The Transportation Security Administration is taking the first steps toward a comprehensive data management strategy, with plans to establish a “center of excellence” to help TSA manage its cloud computing environments.
With more than 60,000 employees working in airports and other locations across the country, TSA is at a “critical place” when it comes to technology, Deputy Chief Information Officer Kristin Ruiz said in an exclusive interview with Federal News Network. The agency is working on a range of customer experience improvements,exploring opportunities for artificial intelligence and machine learning, and shifting to an “open architecture” for its airport screening systems.
Behind the scenes, TSA has “tons of disparate data,” Ruiz said. The agency wants to make the information more discoverable and shareable, within the confines of crucial security and privacy protections.
“We first have to catalog this data, protect it, govern it for its use and storage, and then we have to share it,” Ruiz said. “And we have to make it available across the enterprise, as technical complexity and security requirements are constantly changing, and new emerging technologies and threats are out there.”
TSA is establishing a new “domain name structure and architecture” for its data, Ruiz said. The “data mesh” approach should allow TSA to protect the data based on specific domains, while allowing for sharing where it’s needed.
“Our goal is to allow for our users, our business users, across TSA to be able to better access their data and have it readily available,” Ruiz said. “And that means that we have to get away from some of the proprietary technology solutions that we’ve leaned on in the previous years, and look for a more open opportunity.”
TSA is hiring a key person to lead the data initiative. The individual will serve in a dual role as TSA’s chief technology officer and chief data officer.
“The foundation for things like artificial intelligence and other emerging technical areas. . . is the data that we have,” Ruiz said. “They won’t be relevant or useful if we don’t understand how to leverage and harness the data that we do have. So they go hand in hand, and we really want someone that has expertise in both areas.”

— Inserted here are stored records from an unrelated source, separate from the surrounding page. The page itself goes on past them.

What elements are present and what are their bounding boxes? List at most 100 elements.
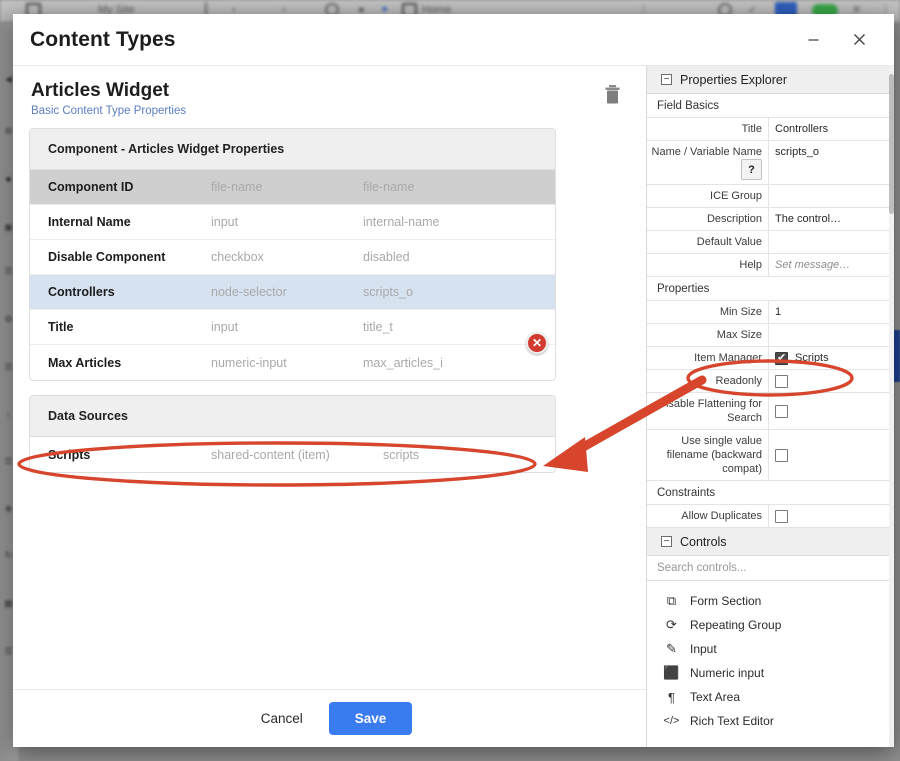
field-basics-row[interactable]: Name / Variable Name? scripts_o bbox=[647, 141, 894, 185]
properties-row-value-text: Scripts bbox=[795, 352, 829, 364]
data-source-row-type: shared-content (item) bbox=[211, 447, 330, 462]
minimize-button[interactable] bbox=[792, 21, 834, 59]
cancel-button[interactable]: Cancel bbox=[247, 703, 317, 734]
field-row-type: numeric-input bbox=[211, 355, 287, 370]
checkbox-item-manager[interactable] bbox=[775, 351, 788, 365]
properties-row[interactable]: Use single value filename (backward comp… bbox=[647, 430, 894, 481]
constraints-section-label: Constraints bbox=[647, 481, 894, 505]
field-basics-section-label: Field Basics bbox=[647, 94, 894, 118]
field-basics-row-value[interactable]: The control… bbox=[768, 208, 894, 230]
properties-row-value[interactable]: Scripts bbox=[768, 347, 894, 369]
properties-row[interactable]: Max Size bbox=[647, 324, 894, 347]
field-basics-row-value[interactable]: scripts_o bbox=[768, 141, 894, 184]
field-row[interactable]: Title input title_t bbox=[30, 310, 555, 345]
form-section-icon: ⧉ bbox=[666, 593, 677, 608]
scrollbar-thumb[interactable] bbox=[889, 74, 894, 214]
field-basics-row[interactable]: Title Controllers bbox=[647, 118, 894, 141]
field-row[interactable]: Component ID file-name file-name bbox=[30, 170, 555, 205]
control-item-label: Repeating Group bbox=[690, 618, 782, 632]
field-basics-row-value[interactable] bbox=[768, 185, 894, 207]
field-basics-row-label: Title bbox=[741, 123, 762, 135]
properties-row-value[interactable] bbox=[768, 324, 894, 346]
field-basics-row-value-text: Set message… bbox=[775, 259, 851, 271]
page-title: Articles Widget bbox=[31, 80, 170, 101]
properties-row[interactable]: Item Manager Scripts bbox=[647, 347, 894, 370]
properties-row[interactable]: Readonly bbox=[647, 370, 894, 393]
properties-row-value[interactable] bbox=[768, 393, 894, 429]
numeric-input-icon: ⬛ bbox=[663, 665, 680, 680]
properties-row-value[interactable] bbox=[768, 370, 894, 392]
control-item-form-section[interactable]: ⧉ Form Section bbox=[647, 589, 894, 613]
field-basics-row-value[interactable]: Set message… bbox=[768, 254, 894, 276]
properties-explorer-scrollbar[interactable] bbox=[889, 66, 894, 747]
control-item-label: Numeric input bbox=[690, 666, 765, 680]
controls-search-input[interactable]: Search controls... bbox=[647, 556, 894, 581]
field-row[interactable]: Disable Component checkbox disabled bbox=[30, 240, 555, 275]
control-item-repeating-group[interactable]: ⟳ Repeating Group bbox=[647, 613, 894, 637]
field-row-variable: scripts_o bbox=[363, 285, 414, 299]
dialog-titlebar: Content Types bbox=[13, 14, 894, 66]
constraints-row-value[interactable] bbox=[768, 505, 894, 527]
field-row[interactable]: Internal Name input internal-name bbox=[30, 205, 555, 240]
field-basics-row-value[interactable]: Controllers bbox=[768, 118, 894, 140]
field-row-type: file-name bbox=[211, 180, 263, 194]
field-row[interactable]: Controllers node-selector scripts_o bbox=[30, 275, 555, 310]
control-item-numeric-input[interactable]: ⬛ Numeric input bbox=[647, 661, 894, 685]
control-item-input[interactable]: ✎ Input bbox=[647, 637, 894, 661]
control-item-rich-text-editor[interactable]: </> Rich Text Editor bbox=[647, 709, 894, 733]
checkbox-use-single-value-filename-backward-compat[interactable] bbox=[775, 448, 788, 462]
field-row-name: Controllers bbox=[48, 285, 115, 299]
control-item-label: Rich Text Editor bbox=[690, 714, 774, 728]
constraints-row-label: Allow Duplicates bbox=[681, 510, 762, 522]
field-row-type: checkbox bbox=[211, 250, 264, 264]
properties-row-value[interactable]: 1 bbox=[768, 301, 894, 323]
checkbox-allow-duplicates[interactable] bbox=[775, 509, 788, 523]
properties-row-value[interactable] bbox=[768, 430, 894, 480]
checkbox-readonly[interactable] bbox=[775, 374, 788, 388]
data-source-row[interactable]: Scripts shared-content (item) scripts bbox=[30, 437, 555, 472]
field-basics-row-label: Help bbox=[739, 259, 762, 271]
properties-row[interactable]: Min Size 1 bbox=[647, 301, 894, 324]
field-rows-container: Component ID file-name file-name Internal N… bbox=[30, 170, 555, 380]
close-button[interactable] bbox=[838, 21, 880, 59]
collapse-controls-icon[interactable]: − bbox=[661, 536, 672, 547]
field-basics-row[interactable]: Default Value bbox=[647, 231, 894, 254]
properties-explorer-panel: − Properties Explorer Field Basics Title… bbox=[646, 66, 894, 747]
properties-row-label: Disable Flattening for Search bbox=[658, 398, 762, 424]
help-icon[interactable]: ? bbox=[741, 159, 762, 180]
data-source-row-variable: scripts bbox=[383, 447, 420, 462]
properties-rows: Min Size 1 Max Size Item Manager Scripts Read… bbox=[647, 301, 894, 481]
editor-scroll-area: Articles Widget Basic Content Type Prope… bbox=[13, 66, 646, 689]
control-item-text-area[interactable]: ¶ Text Area bbox=[647, 685, 894, 709]
properties-explorer-header: − Properties Explorer bbox=[647, 66, 894, 94]
properties-row-label: Max Size bbox=[716, 329, 762, 341]
constraints-row[interactable]: Allow Duplicates bbox=[647, 505, 894, 528]
field-row-name: Max Articles bbox=[48, 355, 122, 370]
field-row-variable: file-name bbox=[363, 180, 415, 194]
collapse-properties-explorer-icon[interactable]: − bbox=[661, 74, 672, 85]
save-button[interactable]: Save bbox=[328, 702, 413, 735]
field-basics-row[interactable]: Help Set message… bbox=[647, 254, 894, 277]
checkbox-disable-flattening-for-search[interactable] bbox=[775, 404, 788, 418]
field-row-name: Component ID bbox=[48, 180, 134, 194]
field-row-variable: disabled bbox=[363, 250, 410, 264]
field-basics-row-label: Description bbox=[706, 213, 762, 225]
component-properties-card: Component - Articles Widget Properties C… bbox=[29, 128, 556, 381]
field-basics-row[interactable]: Description The control… bbox=[647, 208, 894, 231]
basic-properties-link[interactable]: Basic Content Type Properties bbox=[31, 104, 186, 118]
field-row[interactable]: Max Articles numeric-input max_articles_i bbox=[30, 345, 555, 380]
field-row-variable: max_articles_i bbox=[363, 355, 443, 370]
properties-row[interactable]: Disable Flattening for Search bbox=[647, 393, 894, 430]
delete-content-type-button[interactable] bbox=[603, 84, 622, 110]
content-type-editor-pane: Articles Widget Basic Content Type Prope… bbox=[13, 66, 646, 747]
properties-row-label: Use single value filename (backward comp… bbox=[666, 435, 762, 475]
controls-header: − Controls bbox=[647, 528, 894, 556]
delete-field-button[interactable]: ✕ bbox=[526, 332, 548, 354]
field-basics-row-value[interactable] bbox=[768, 231, 894, 253]
close-icon bbox=[853, 34, 865, 45]
field-basics-row[interactable]: ICE Group bbox=[647, 185, 894, 208]
properties-section-label: Properties bbox=[647, 277, 894, 301]
minimize-icon bbox=[808, 39, 818, 41]
data-sources-card-header: Data Sources bbox=[30, 396, 555, 437]
input-icon: ✎ bbox=[666, 641, 677, 656]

She said the agency is planning to reach an authority-to-operate decision for the data mesh by next summer. TSA’s CIO office team will then start working with customers across TSA’s business operations to put their systems into the new architecture.

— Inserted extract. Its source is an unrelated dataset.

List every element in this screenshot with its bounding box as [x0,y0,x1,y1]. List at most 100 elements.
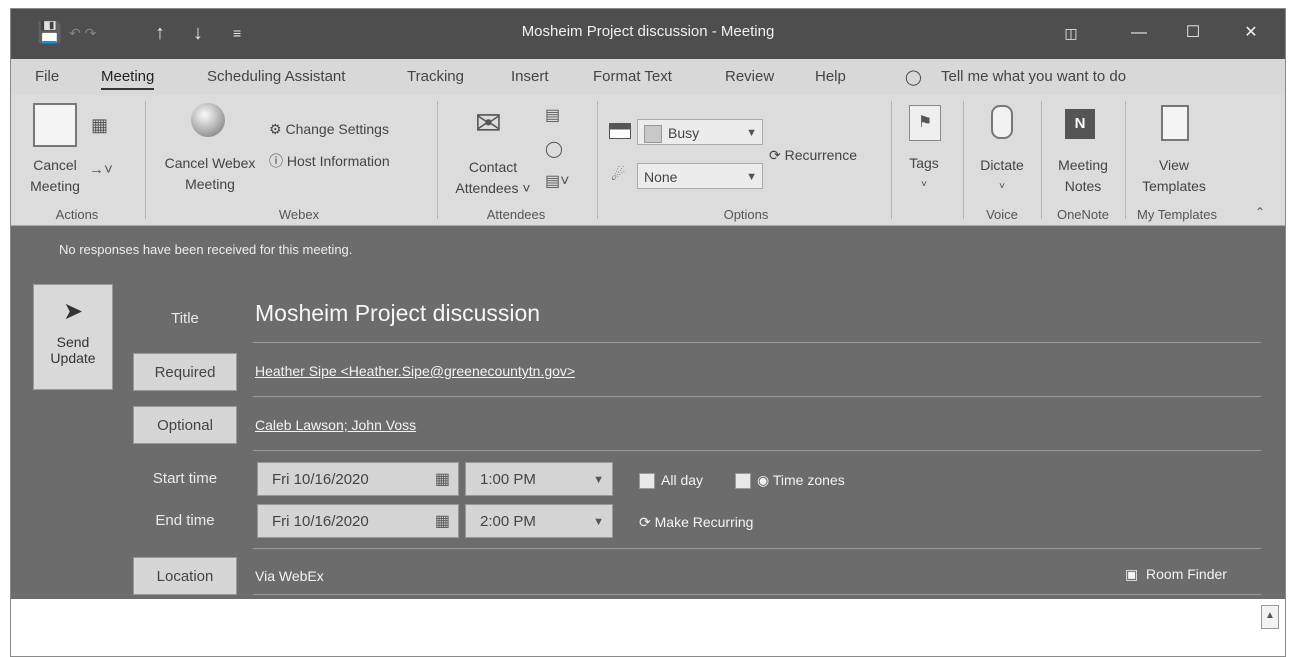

TSA cloud center of excellence
In 2019, TSA set out a vision to “deliver secure, easy-to-use, rapidly provisioned IT services that support TSA’s mission” under its Cloud Strategy 2.0.
Four years later, TSA has made great strides, with many instances of software-as-a-service and infrastructure-as-a-service in place across the agency. Ruiz said the agency is now reviewing that 2019 cloud strategy and planning to release an update.
“We are working to scale and harness the power of cloud as we continue to make our investments and integrate solutions and data,” Ruiz said. “As we evolve, we’re looking to make repeatable, secure solutions and processes.”
TSA will soon establish a “cloud center of excellence” to help coordinate requirements across the agency and reduce duplication, while also being more “agnostic” in how it selects cloud environments, Ruiz said.
“We’ll have the right people at the table to take a look at that and make sure that we select the right solution for their needs,” she said. “And that includes which platform or hosting environment that would be best suited for. In addition to that, we’ll also be continuing to make sure that we’re analyzing current solutions that exist today. And if something exists, we can maximize that investment rather than constantly recreating from scratch.”
IT strategic plan being finalized
TSA is also drafting a strategic plan for IT that’s “in the final stages” and “should be rolling out shortly,” Ruiz said. A major focus of the plan is IT workforce development and training.
“We are building out curriculum that we can provide to make sure everyone has AI literacy and foundations,” Ruiz said. “We have specialized tracks for folks that say [they] are interested in cybersecurity. We have it all mapped out with how they would need to progress from a junior to a senior level expert.”
TSA wants to be seen as a “top destination for talent,” especially as it explores opportunities for AI and open architecture in its operational technology.
“When it comes to making TSA a great place to work, where we can attract that talent and keep the people that we have, we’re focused on making sure that the culture is inclusive and equitable to all and that people feel valued and that they can work on meaningful work that contributes to our mission,” Ruiz said.